Он давно ни с кем не был откровенен. Он не подозревал, что существует человек, которому он признался бы в своих терзаниях. С братом Митяем расстался мальчишкой. Они, родившиеся с разницей в несколько дней, пацанами были очень дружны, хотя Митяй всегда покровительствовал и выставлял себя старшим, Васятка почти не возражал. И теперь он, точно в детстве, открылся старшему брату, точно зная, что его признания никуда дальше не уйдут. Митяй не даст ему совет, Митяй вообще может не понимать, о чем рассуждает начитанный Васятка, а то и высмеять его проблемы.

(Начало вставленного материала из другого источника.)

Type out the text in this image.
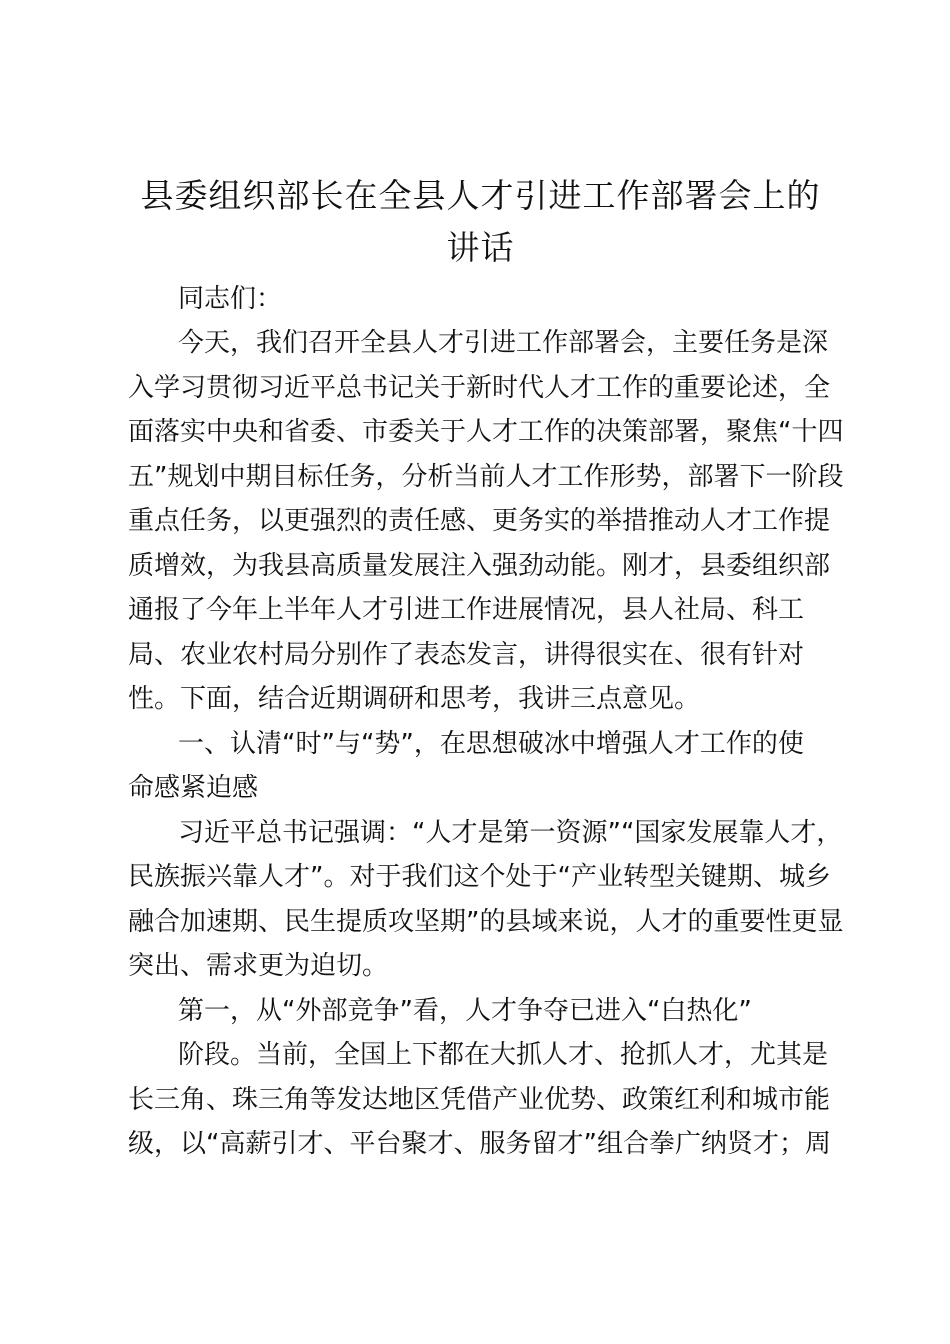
县委组织部长在全县人才引进工作部署会上的讲话

同志们：

今天，我们召开全县人才引进工作部署会，主要任务是深

入学习贯彻习近平总书记关于新时代人才工作的重要论述，全

面落实中央和省委、市委关于人才工作的决策部署，聚焦“十四

五”规划中期目标任务，分析当前人才工作形势，部署下一阶段

重点任务，以更强烈的责任感、更务实的举措推动人才工作提

质增效，为我县高质量发展注入强劲动能。刚才，县委组织部

通报了今年上半年人才引进工作进展情况，县人社局、科工

局、农业农村局分别作了表态发言，讲得很实在、很有针对

性。下面，结合近期调研和思考，我讲三点意见。

一、认清“时”与“势”，在思想破冰中增强人才工作的使

命感紧迫感

习近平总书记强调：“人才是第一资源”“国家发展靠人才，

民族振兴靠人才”。对于我们这个处于“产业转型关键期、城乡

融合加速期、民生提质攻坚期”的县域来说，人才的重要性更显

突出、需求更为迫切。

第一，从“外部竞争”看，人才争夺已进入“白热化”

阶段。当前，全国上下都在大抓人才、抢抓人才，尤其是

长三角、珠三角等发达地区凭借产业优势、政策红利和城市能

级，以“高薪引才、平台聚才、服务留才”组合拳广纳贤才；周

Но редкая возможность выговориться для Васятки значила больше, чем дюжина советов.
– Хочешь пройти под моим руководством курс молодого бойца? – снова ткнул его кулаком Митяй. – Начнем с расстегивания штанов…

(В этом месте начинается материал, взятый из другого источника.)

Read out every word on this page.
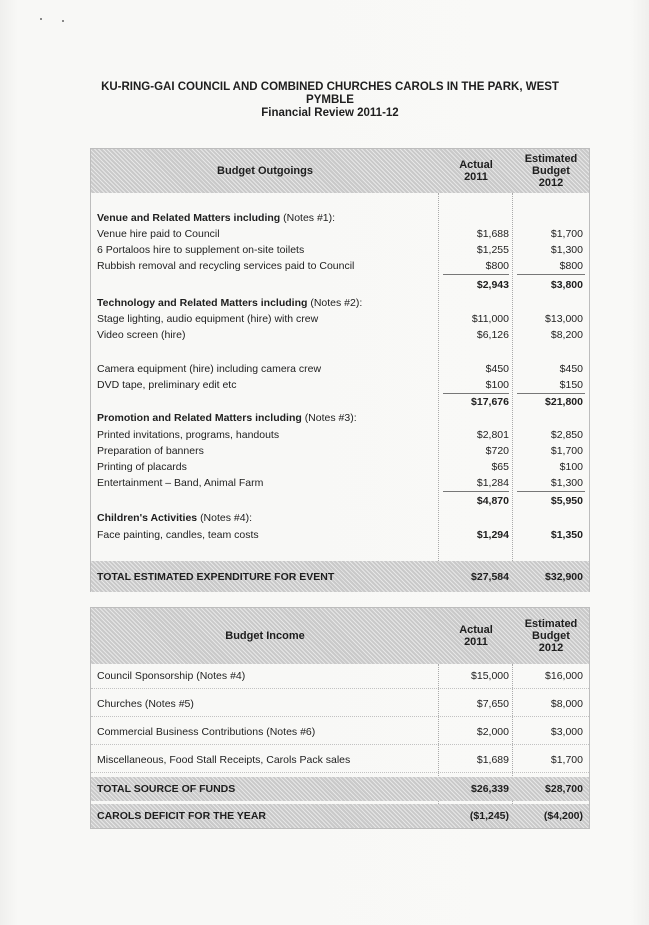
KU-RING-GAI COUNCIL AND COMBINED CHURCHES CAROLS IN THE PARK, WEST
PYMBLE
Financial Review 2011-12
Budget Outgoings	Actual
2011
Estimated
Budget
2012
Venue and Related Matters including (Notes #1):
Venue hire paid to Council	$1,688	$1,700
6 Portaloos hire to supplement on-site toilets	$1,255	$1,300
Rubbish removal and recycling services paid to Council	$800	$800
$2,943	$3,800
Technology and Related Matters including (Notes #2):
Stage lighting, audio equipment (hire) with crew	$11,000	$13,000
Video screen (hire)	$6,126	$8,200
Camera equipment (hire) including camera crew	$450	$450
DVD tape, preliminary edit etc	$100	$150
$17,676	$21,800
Promotion and Related Matters including (Notes #3):
Printed invitations, programs, handouts	$2,801	$2,850
Preparation of banners	$720	$1,700
Printing of placards	$65	$100
Entertainment – Band, Animal Farm	$1,284	$1,300
$4,870	$5,950
Children's Activities (Notes #4):
Face painting, candles, team costs	$1,294	$1,350
TOTAL ESTIMATED EXPENDITURE FOR EVENT	$27,584	$32,900
Budget Income	Actual
2011
Estimated
Budget
2012
Council Sponsorship (Notes #4)	$15,000	$16,000
Churches (Notes #5)	$7,650	$8,000
Commercial Business Contributions (Notes #6)	$2,000	$3,000
Miscellaneous, Food Stall Receipts, Carols Pack sales	$1,689	$1,700
TOTAL SOURCE OF FUNDS	$26,339	$28,700
CAROLS DEFICIT FOR THE YEAR	($1,245)	($4,200)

– Иди ты! – в ответ ударил его Василий.
У них и в детстве так бывало: задушевная беседа на сеновале или на рыбалке, когда не клевало, заканчивалась потасовкой. Будто волнение, вызванное обсуждением секретной или заумной темы, не находило иного выхода, кроме как в драке.
– Вот вы где! – Под лестницу заглянула медсестра Галя. – Что здесь происходит? Раненые Фролов и Медведев! Немедленно прекратите!

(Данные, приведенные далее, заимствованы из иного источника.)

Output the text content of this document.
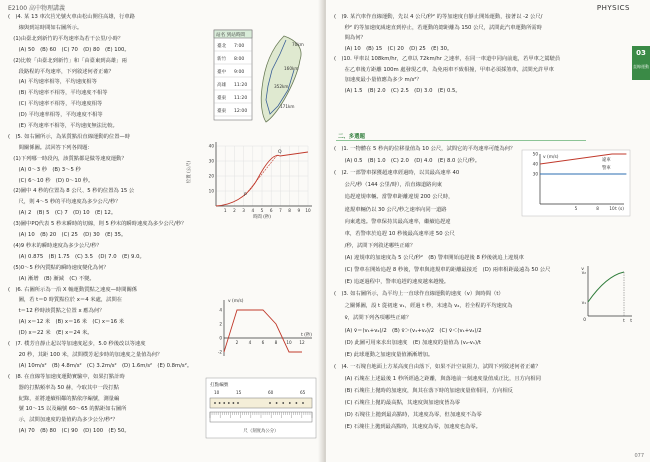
E2100 高中物理講義
(　)4. 某 13 車次莒光號火車由松山開往高雄，行車路
　　線與到站時間如右圖所示。
　(1)由臺北到新竹的平均速率為若干公里/小時？
　　(A) 50　(B) 60　(C) 70　(D) 80　(E) 100。
　(2)比較「由臺北到新竹」和「由臺東到高雄」兩
　　段路程的平均速率，下列敘述何者正確？
　　(A) 平均速率相等，平均速度相等
　　(B) 平均速率不相等，平均速度不相等
　　(C) 平均速率不相等，平均速度相等
　　(D) 平均速率相等，平均速度不相等
　　(E) 平均速率不相等，平均速度無法比較。
(　)5. 如右圖所示，為某質點沿直線運動的位置—時
　　間關係圖。試回答下列各問題：
　(1)下列哪一時段內，該質點都是做等速度運動？
　　(A) 0～3 秒　(B) 3～5 秒
　　(C) 6～10 秒　(D) 0～10 秒。
　(2)圖中 4 秒的位置為 8 公尺、5 秒的位置為 15 公
　　尺，則 4～5 秒的平均速度為多少公尺/秒？
　　(A) 2　(B) 5　(C) 7　(D) 10　(E) 12。
　(3)圖中PQ代表 5 秒末瞬時的切線，則 5 秒末的瞬時速度為多少公尺/秒？
　　(A) 10　(B) 20　(C) 25　(D) 30　(E) 35。
　(4)9 秒末的瞬時速度為多少公尺/秒？
　　(A) 0.875　(B) 1.75　(C) 3.5　(D) 7.0　(E) 9.0。
　(5)0～5 秒內質點的瞬時速度變化為何？
　　(A) 漸增　(B) 漸減　(C) 不變。
(　)6. 右圖所示為一沿 X 軸運動質點之速度—時間關係
　　圖，若 t＝0 時質點位於 x＝4 米處，試問在
　　t＝12 秒時該質點之位置 x 應為何？
　　(A) x＝12 米　(B) x＝16 米　(C) x＝16 米
　　(D) x＝22 米　(E) x＝24 米。
(　)7. 樸芳自靜止起以等加速度起步，5.0 秒後改以等速度
　　20 秒，其距 100 米，試問樸芳起步時的加速度之量值為何？
　　(A) 10m/s²　(B) 4.8m/s²　(C) 3.2m/s²　(D) 1.6m/s²　(E) 0.8m/s²。
(　)8. 在直線等加速度運動實驗中，如果打點計時
　　器的打點頻率為 50 赫，今取其中一段打點
　　紀錄，並將連續相鄰的點依序編號，測量編
　　號 10～15 以及編號 60～65 的點距如右圖所
　　示，試問加速度的量值約為多少公分/秒²？
　　(A) 70　(B) 80　(C) 90　(D) 100　(E) 50。
站名 到站時間
臺北 7:00
新竹 8:00
臺中 9:00
高雄 11:20
臺東 11:20
臺東 12:00
70km
160km
352km
171km
10
20
30
40
1 2 3 4 5 6 7 8 9 10
位置 (公尺)
時間 (秒)
P
Q
v (m/s)
t (秒)
4
2
0
-2
2 4 6 8 10 12
打點編號
10	15	60	65
尺（刻度為公分）
PHYSICS
03
直線運動
(　)9. 某汽車作直線運動，先以 4 公尺/秒² 的等加速度自靜止開始運動，接著以 -2 公尺/
　　秒² 的等加速度減速直到停止，若運動的總距離為 150 公尺，試問此汽車運動所需時
　　間為何？
　　(A) 10　(B) 15　(C) 20　(D) 25　(E) 30。
(　)10. 甲車以 108km/hr，乙車以 72km/hr 之速率，在同一車道中同向前進，若甲車之駕駛員
　　在乙車後方距離 100m 處發現乙車，為免兩車不致相撞，甲車必須採煞車，試問允許甲車
　　加速度最小量值應為多少 m/s²？
　　(A) 1.5　(B) 2.0　(C) 2.5　(D) 3.0　(E) 0.5。
二、多選題
(　)1. 一物體在 5 秒內的位移量值為 10 公尺，試問它的平均速率可能為何？
　　(A) 0.5　(B) 1.0　(C) 2.0　(D) 4.0　(E) 8.0 公尺/秒。
(　)2. 一部警車探獲超速車經過時，以其最高速率 40
　　公尺/秒（144 公里/時），沿直線道路向東
　　追趕違規車輛。當警車距離違規 200 公尺時，
　　違規車輛仍以 30 公尺/秒之速率向同一道路
　　向東逃逸。警車保持其最高速率，繼續追趕違
　　車，若警車於追趕 10 秒後最高速率達 50 公尺
　　/秒，試問下列敘述哪些正確？
　　(A) 違規車的加速度為 5 公尺/秒²　(B) 警車開始追趕後 8 秒後就追上違規車
　　(C) 警車在開始追趕 8 秒後，警車與違規車的距離最接近　(D) 兩車相距最遠為 50 公尺
　　(E) 追逐過程中，警車追趕的速度越來越慢。
(　)3. 如右圖所示，為平均上一直球作直線運動的速度（v）與時間（t）
　　之關係圖，設 t 從初速 v₁，經過 t 秒，末速為 v₂，若全程的平均速度為
　　v̄，試問下列各項哪些正確？
　　(A) v̄＝(v₁+v₂)/2　(B) v̄＞(v₁+v₂)/2　(C) v̄＜(v₁+v₂)/2
　　(D) 此圖可用來求出加速度　(E) 加速度的量值為 (v₂-v₁)/t
　　(E) 此球運動之加速度量值漸漸增加。
(　)4. 一石塊自地面上方某高度自由落下，如果不計空氣阻力，試問下列敘述何者正確？
　　(A) 石塊在上述最後 1 秒所經過之距離，與落地前一刻速度量值成正比，且方向相同
　　(B) 石塊往上拋時的加速度，與其在落下時的加速度量值相同，方向相反
　　(C) 石塊往上拋的最高點，其速度與加速度皆為零
　　(D) 石塊往上拋到最高點時，其速度為零，但加速度不為零
　　(E) 石塊往上拋到最高點時，其速度為零，加速度也為零。
v (m/s)
t (s)
50
40
30
5	8 10
違車
警車
v
t
v₂
v₁
0	t
077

Контуженый и безногий дубасили один другого, катаясь среди мешков с грязным бельем.
– Галя! – радостно воскликнул Василий. – Отстань, пошел вон, – отшвырнул он Митяя. – Найди мои очки! Галя, как хорошо, что вы пришли! Я страшно виноват перед вами, – он поднял руку с просьбой помочь ему встать.
Последний час Галя проплакала, лицо у нее было опухшим, носик покраснел, но держалась она строго – хотя и с трудом, но заставила себя вернуться к служебным обязанностям. Которыми манкировала. Он так сказал. Слово было не ругательным, как объяснила старшая медсестра, означало – «пренебрегать», но все-таки обидным. Галя более не собиралась выказывать лейтенанту Фролову симпатию. Напротив – презрение. Однако помочь инвалиду встать и подать костыли – ее прямой долг. Кроме того… Василий выглядел таким пристыженным, раскаявшимся, лохматым и очень милым.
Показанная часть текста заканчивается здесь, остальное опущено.